Tomorrow might be richer and fatter, the Christian evange-lists told them, but tomorrow also brought certain death, followed by the rewards of Heaven or the punishments of Hell. The various Christian rivers flowed through the streets of New York. Quakers quaking. Congregationalists congregating, Baptists baptizing, Dutch Reformers reforming; Episcopalians pissing on the lot. All asked for money to support the war against evil. Only the proud, haughty Anglicans of Trinity were not present on the street, since they were supported by taxpayer money and had no need to panhandle for God. All other messengers of the Lord were forced to pay taxes to support the Anglicans, just as they did in Ireland. All preachers were dressed in shades of black. From deep, fresh black to gray, faded, disappointed black. All used the same nouns: death, punishment, corruption, Hell, suffering, papist. All proclaimed that they were opposed to (or part of ) something called the Great Awakening, a religious revival spreading south from dark, witch-haunted New England. They spoke, as always, of a vengeful Puritanical God, a God of brutal whims and divine ego, quick to suffer insult and explode in wrath. Cormac thought of him as the God of bad temper. The Celtic gods would laugh him out of the room.

A few preachers were capable of surprise. One Welshman was a marvelous singer. One Cornishman had a sense of humor. One or two even agreed (under questioning) that black people might have souls. Such an admission didn’t lead in their logic to any utopian notion that the enslaved souls might be freed. Africans would have to await freedom and redemption after death, when God would sort them out in his Eternal Kingdom.

Most New Yorkers paid the preachers little heed; they were too busy rushing from one appointment to another, chasing the whims of Mammon. Blacks were not welcome among the small knots of fevered religiosos in the Common, but when each pulverizing sermon ended and the hat was passed, the few Indians who had paused to listen, dressed in wild combinations of buckskin and English jackets, usually broke into laughter. They simply could not be convinced that God was a dead carpenter. During any given lunch hour, there were more preachers than auditors, all demanding that New Yorkers be born again, give up their filthy corruptions, beg for forgiveness, endure punishment, dwell on the certainties of death and the afflictions of Hell. Although Cormac used them as cover, an excuse to stand around watching, he didn’t tarry with them very long. He was certain that the listeners would never include the Earl of Warren.

Then, on the second Sunday after his arrival, he saw a familiar face among the preachers on the Common. He was gaunt, his clothes dirty and crumpled, his boots muddy. He was holding the Old Testament. Mumbling to those who passed.

“She’s dead,” said the Rev. Clifford. “She’s dead. She’s dead. She’s dead. She’s dead. She’s dead….”

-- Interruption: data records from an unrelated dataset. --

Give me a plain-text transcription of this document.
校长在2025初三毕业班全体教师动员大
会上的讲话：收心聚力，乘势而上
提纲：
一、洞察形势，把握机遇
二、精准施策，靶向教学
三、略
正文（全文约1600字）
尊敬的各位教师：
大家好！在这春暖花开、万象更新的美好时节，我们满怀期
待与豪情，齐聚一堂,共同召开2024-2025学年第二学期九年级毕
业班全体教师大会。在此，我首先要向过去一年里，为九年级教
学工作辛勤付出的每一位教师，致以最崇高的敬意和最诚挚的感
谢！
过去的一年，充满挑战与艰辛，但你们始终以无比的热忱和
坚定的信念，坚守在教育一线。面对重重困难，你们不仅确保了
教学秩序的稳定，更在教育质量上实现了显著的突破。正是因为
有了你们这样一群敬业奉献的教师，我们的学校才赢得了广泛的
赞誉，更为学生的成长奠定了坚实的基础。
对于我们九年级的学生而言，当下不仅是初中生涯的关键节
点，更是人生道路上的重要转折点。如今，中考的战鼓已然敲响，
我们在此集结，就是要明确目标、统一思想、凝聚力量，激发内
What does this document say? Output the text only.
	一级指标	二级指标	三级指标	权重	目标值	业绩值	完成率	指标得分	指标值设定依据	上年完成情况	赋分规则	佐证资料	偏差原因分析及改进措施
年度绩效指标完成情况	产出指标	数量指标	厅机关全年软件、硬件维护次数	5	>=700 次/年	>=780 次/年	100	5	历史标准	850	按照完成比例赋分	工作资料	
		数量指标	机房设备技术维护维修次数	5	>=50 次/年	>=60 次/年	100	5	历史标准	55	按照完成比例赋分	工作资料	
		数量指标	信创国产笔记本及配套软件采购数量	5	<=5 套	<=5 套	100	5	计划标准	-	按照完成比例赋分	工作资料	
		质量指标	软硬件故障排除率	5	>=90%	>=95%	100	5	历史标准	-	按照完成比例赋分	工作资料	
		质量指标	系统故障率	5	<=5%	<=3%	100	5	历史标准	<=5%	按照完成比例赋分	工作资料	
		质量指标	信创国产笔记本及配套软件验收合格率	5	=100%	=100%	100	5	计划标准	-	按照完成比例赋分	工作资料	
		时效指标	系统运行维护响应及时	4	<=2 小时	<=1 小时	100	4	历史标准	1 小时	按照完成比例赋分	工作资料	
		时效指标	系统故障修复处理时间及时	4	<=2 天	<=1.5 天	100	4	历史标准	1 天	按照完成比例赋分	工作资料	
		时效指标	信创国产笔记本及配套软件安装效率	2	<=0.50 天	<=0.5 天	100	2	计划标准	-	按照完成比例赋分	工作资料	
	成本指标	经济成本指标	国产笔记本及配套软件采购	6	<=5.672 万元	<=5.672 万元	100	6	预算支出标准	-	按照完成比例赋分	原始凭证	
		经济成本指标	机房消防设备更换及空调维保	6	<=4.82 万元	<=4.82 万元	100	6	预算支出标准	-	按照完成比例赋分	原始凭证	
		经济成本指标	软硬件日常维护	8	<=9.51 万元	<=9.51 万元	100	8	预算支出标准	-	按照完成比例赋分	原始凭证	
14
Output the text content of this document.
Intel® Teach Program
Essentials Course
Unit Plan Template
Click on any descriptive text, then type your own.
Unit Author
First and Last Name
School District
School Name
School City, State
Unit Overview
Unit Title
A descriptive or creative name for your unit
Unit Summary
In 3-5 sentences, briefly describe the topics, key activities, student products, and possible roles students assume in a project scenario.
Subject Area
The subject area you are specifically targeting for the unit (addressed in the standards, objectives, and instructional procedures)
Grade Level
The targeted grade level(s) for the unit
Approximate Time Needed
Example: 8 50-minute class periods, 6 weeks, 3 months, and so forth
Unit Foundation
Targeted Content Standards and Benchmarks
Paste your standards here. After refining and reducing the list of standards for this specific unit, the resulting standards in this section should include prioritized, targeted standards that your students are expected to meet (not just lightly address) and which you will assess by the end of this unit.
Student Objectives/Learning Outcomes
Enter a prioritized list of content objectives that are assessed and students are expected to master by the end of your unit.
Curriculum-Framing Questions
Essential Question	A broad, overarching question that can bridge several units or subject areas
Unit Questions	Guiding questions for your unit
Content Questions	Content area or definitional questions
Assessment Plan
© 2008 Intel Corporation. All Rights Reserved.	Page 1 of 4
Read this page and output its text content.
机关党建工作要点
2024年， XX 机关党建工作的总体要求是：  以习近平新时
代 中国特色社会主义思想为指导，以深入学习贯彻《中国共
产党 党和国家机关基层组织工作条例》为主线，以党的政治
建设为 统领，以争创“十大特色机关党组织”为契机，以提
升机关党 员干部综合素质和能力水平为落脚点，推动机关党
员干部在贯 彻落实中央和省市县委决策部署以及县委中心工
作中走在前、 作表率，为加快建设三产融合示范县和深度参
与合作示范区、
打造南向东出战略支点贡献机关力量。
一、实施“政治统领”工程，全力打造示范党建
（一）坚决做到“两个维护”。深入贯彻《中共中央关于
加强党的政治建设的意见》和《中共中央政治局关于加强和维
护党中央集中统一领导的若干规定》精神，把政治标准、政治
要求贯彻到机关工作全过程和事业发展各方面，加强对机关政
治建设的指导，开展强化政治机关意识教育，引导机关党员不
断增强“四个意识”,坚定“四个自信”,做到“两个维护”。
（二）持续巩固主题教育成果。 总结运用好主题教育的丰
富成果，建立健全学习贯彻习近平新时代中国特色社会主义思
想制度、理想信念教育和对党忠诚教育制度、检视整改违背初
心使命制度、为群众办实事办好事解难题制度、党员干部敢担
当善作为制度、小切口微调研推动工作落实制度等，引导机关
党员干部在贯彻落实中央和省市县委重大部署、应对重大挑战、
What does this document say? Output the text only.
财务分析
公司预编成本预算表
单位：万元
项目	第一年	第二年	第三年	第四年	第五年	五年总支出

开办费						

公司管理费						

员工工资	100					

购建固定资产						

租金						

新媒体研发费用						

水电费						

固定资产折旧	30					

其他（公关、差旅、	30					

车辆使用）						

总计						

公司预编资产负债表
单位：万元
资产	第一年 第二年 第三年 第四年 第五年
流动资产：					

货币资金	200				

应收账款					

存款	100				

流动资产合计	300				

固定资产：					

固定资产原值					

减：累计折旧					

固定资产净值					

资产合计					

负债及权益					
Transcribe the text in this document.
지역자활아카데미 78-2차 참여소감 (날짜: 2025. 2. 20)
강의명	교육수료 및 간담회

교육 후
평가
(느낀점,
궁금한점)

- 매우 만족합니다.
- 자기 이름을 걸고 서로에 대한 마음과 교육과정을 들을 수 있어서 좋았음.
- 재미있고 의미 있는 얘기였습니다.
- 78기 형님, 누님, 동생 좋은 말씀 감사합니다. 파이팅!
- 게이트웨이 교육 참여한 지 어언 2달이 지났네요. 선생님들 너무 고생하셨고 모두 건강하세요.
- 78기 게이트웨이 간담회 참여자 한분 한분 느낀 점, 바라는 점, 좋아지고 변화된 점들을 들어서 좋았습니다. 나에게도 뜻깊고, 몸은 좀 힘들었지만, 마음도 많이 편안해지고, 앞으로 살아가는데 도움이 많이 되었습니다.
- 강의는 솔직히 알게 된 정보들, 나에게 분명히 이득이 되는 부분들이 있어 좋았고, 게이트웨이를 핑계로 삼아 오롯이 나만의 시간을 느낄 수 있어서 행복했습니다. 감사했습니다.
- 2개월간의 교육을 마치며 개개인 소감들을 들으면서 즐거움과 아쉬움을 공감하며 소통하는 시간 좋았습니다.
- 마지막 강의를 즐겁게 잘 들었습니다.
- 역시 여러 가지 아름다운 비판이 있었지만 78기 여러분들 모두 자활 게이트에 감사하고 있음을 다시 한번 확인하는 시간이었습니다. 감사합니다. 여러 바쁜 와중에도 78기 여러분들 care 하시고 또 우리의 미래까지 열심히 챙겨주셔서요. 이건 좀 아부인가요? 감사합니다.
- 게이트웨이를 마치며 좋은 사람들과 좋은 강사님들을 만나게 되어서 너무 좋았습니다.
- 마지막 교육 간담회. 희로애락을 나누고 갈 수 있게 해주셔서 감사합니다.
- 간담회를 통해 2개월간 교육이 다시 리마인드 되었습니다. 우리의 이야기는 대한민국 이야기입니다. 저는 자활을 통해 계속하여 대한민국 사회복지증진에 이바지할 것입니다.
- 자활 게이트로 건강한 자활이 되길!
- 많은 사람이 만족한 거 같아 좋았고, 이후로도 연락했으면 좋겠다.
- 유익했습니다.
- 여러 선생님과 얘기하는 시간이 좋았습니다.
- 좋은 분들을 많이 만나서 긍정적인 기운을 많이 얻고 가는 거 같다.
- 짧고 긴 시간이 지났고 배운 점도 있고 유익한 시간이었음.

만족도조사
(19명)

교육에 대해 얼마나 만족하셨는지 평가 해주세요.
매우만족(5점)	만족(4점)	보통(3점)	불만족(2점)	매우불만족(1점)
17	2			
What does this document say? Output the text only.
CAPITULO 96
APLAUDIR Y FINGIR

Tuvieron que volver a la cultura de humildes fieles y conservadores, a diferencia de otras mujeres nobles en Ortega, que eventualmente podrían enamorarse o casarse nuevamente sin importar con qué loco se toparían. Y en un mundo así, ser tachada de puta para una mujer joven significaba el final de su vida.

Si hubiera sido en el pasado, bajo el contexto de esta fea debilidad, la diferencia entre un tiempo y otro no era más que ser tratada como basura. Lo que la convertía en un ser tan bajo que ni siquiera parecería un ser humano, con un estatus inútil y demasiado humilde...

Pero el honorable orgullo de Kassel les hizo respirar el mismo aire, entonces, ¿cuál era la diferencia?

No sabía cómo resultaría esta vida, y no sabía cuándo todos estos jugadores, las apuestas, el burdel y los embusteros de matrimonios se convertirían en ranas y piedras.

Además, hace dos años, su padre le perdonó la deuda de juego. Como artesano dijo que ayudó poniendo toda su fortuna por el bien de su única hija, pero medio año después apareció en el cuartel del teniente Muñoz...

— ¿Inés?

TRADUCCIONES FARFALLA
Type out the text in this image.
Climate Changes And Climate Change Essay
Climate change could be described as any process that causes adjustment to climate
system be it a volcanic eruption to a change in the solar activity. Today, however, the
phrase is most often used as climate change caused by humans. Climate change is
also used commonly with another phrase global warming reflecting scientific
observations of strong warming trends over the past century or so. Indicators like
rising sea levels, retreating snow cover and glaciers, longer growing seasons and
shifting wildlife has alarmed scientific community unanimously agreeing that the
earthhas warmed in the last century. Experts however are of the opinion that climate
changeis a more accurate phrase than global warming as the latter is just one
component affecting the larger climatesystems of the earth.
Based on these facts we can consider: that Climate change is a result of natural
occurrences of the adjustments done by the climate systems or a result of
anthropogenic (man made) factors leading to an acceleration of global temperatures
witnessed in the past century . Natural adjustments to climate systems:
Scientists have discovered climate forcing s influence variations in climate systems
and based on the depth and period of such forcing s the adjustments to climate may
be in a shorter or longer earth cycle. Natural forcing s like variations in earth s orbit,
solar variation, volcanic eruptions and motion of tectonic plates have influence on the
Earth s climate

Cormac backed away in horror and slipped into a side street.

45.

Twice, Cormac pushed beyond the city’s northern border. He found his way to the Collect Pond and walked around its edges. The Collect was no small body of water. It was sixty feet deep, more spring-fed lake than simple pond. At dawn, men scraped its bottom for oysters. At dusk they trolled in rowboats for bass. It was the primary source of the city’s water. A creek emptied to the west of the pond, meandering down through the farmlands of Lispenard Meadows. Another creek emptied to the south, into the Little Collect and on to the East River. The creeks were sluggish and dark. Each day, cartmen hired by the city heaved unburned garbage into the pond. The shore was littered with broken bottles and battered pails, the gnawed cores of apples and the shells of oysters glittering in the mud. A hill rose abruptly at the southern edge, bald and craggy and vaguely sinister. On this hill (Cormac was told) the hangman plied his trade. After dark in its thickets, young men tried to enter the bodies of young girls. He heard (from a raving preacher) that many succeeded. From the peak of the hill, he could see the island rolling north into thick forests, sliced with the silver lines of streams. Beyond the northern shore of the pond, he smelled grass and rich, loamy earth and a sweetness that helped erase the growing odor of rot from the side of the Collect closest to the city.